October 4, 2022
Temperature-metabolism regulation: The Q10 Rule
- Metabolic rate of a body changes exponentially with the variation in temperature: Q10 rule.
- Decreased metabolism enables energy conservation to survive under freezing conditions.
What happens to the animals during hibernation at sub-zero temperatures? How can we explain the stories of people falling through the ice or being without oxygen for 30-45 minutes and fully recovering, for example, in News dated March 17, 2015?
Well, the answer lies in the coordination between metabolism and temperature. It is well-known that metabolism sustains life, and interestingly, metabolic rate increases exponentially with temperature. The correlation is based on the "Q10 rule" that explains the variation in metabolic rate by a specific factor for every 10°C temperature change (Fig. 1). For example, Q10 = 3 results in metabolic rate being cut to one-third for every 10°C temperature drop.
Fig. 1. Metabolic rates measured as oxygen consumption of torpid thermoconforming small hibernator, the bat (Nyctophilus geoffroyi), as a function of body temperature. Note the intercept with the normothermic body temperature of 35°C of the extrapolation of TMR is 40% below the BMR (Geiser, 2004).

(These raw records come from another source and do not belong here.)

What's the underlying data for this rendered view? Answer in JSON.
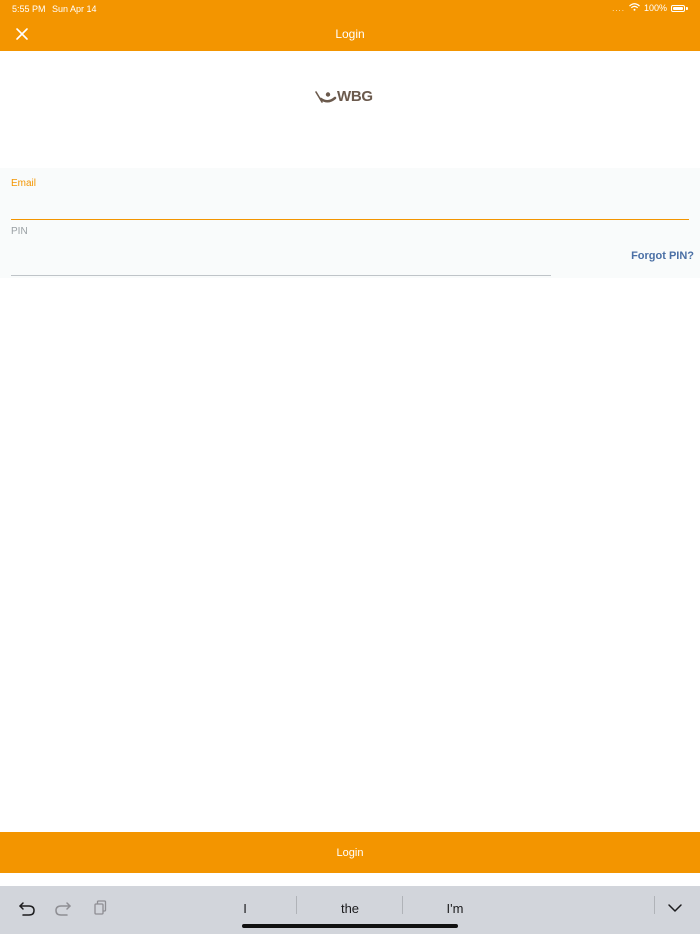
{
  "status_bar": {
    "time": "5:55 PM",
    "date": "Sun Apr 14",
    "signal_dots": "....",
    "wifi_icon": "wifi-icon",
    "battery": "100%"
  },
  "nav": {
    "title": "Login",
    "close_icon": "close-icon"
  },
  "logo": {
    "text": "WBG"
  },
  "form": {
    "email_label": "Email",
    "email_value": "",
    "pin_label": "PIN",
    "pin_value": "",
    "forgot_link": "Forgot PIN?"
  },
  "login_button": {
    "label": "Login"
  },
  "keyboard_bar": {
    "undo_icon": "undo-icon",
    "redo_icon": "redo-icon",
    "paste_icon": "paste-icon",
    "suggestions": [
      "I",
      "the",
      "I'm"
    ],
    "dismiss_icon": "chevron-down-icon"
  },
  "colors": {
    "accent": "#f39500",
    "link": "#4a6fa5",
    "logo": "#6b5a4d"
  }
}
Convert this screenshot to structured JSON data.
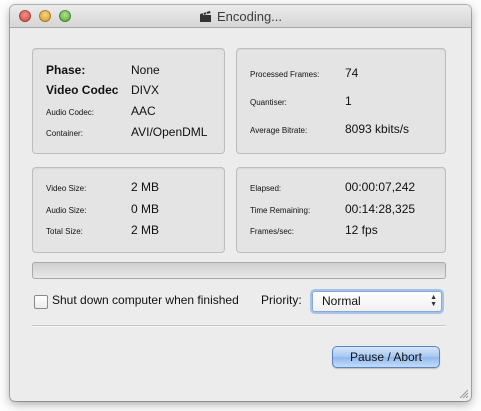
{
  "window": {
    "title": "Encoding...",
    "clapper_icon": "clapperboard-icon"
  },
  "format_panel": {
    "phase_label": "Phase:",
    "phase_value": "None",
    "codec_label": "Video Codec",
    "codec_value": "DIVX",
    "audio_codec_label": "Audio Codec:",
    "audio_codec_value": "AAC",
    "container_label": "Container:",
    "container_value": "AVI/OpenDML"
  },
  "stats_panel": {
    "frames_label": "Processed Frames:",
    "frames_value": "74",
    "quantiser_label": "Quantiser:",
    "quantiser_value": "1",
    "bitrate_label": "Average Bitrate:",
    "bitrate_value": "8093 kbits/s"
  },
  "size_panel": {
    "video_label": "Video Size:",
    "video_value": "2 MB",
    "audio_label": "Audio Size:",
    "audio_value": "0 MB",
    "total_label": "Total Size:",
    "total_value": "2 MB"
  },
  "time_panel": {
    "elapsed_label": "Elapsed:",
    "elapsed_value": "00:00:07,242",
    "remaining_label": "Time Remaining:",
    "remaining_value": "00:14:28,325",
    "fps_label": "Frames/sec:",
    "fps_value": "12 fps"
  },
  "progress": {
    "fraction": 0.0
  },
  "options": {
    "shutdown_label": "Shut down computer when finished",
    "shutdown_checked": false,
    "priority_label": "Priority:",
    "priority_value": "Normal"
  },
  "actions": {
    "pause_label": "Pause / Abort"
  },
  "colors": {
    "accent": "#6aa7e6",
    "button_blue": "#a6c7f2"
  }
}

So how does the Q10 rule relate to survival? Exposure to cold conditions could drop the body temperature below the freezing point of water (0°C). Some of the notable changes observed in mammals are (Fig. 2.): 1. the movement of the animal stops or decreases, 2. the rate of heartbeat and breathing slows down, 3. feeding and digestion stops, and 4. the electrical activity of the brain slows. These changes aim to minimise energy usage so that available energy lasts longer.
Fig. 2. Summary of the physiological changes that occurring during exposure to freezing conditions.
But mammals are known to maintain their body temperature. So, will this rule apply to them? During winters, mammalian body temperature is maintained by metabolically burning down the fuel (food) to generate body heat and reduce the effect of the cold environment. But, this could be challenging under certain circumstances like immediate exposure to freezing conditions (falling in the ice-cold water) or months of winters at sub-zero temperatures (scarcity of food). To endure such conditions, mammals reset their basal body temperature (rest body temperature) to a lower point for long (freezing months of winters) or short (minutes to few hours only) intervals. The readjustment of basal body temperature then lowers their metabolic rate based on the Q10 rule. Therefore, understanding this phenomenon would allow us to have better insight into the metabolic changes at the cellular level when exposed to sub-zero temperatures.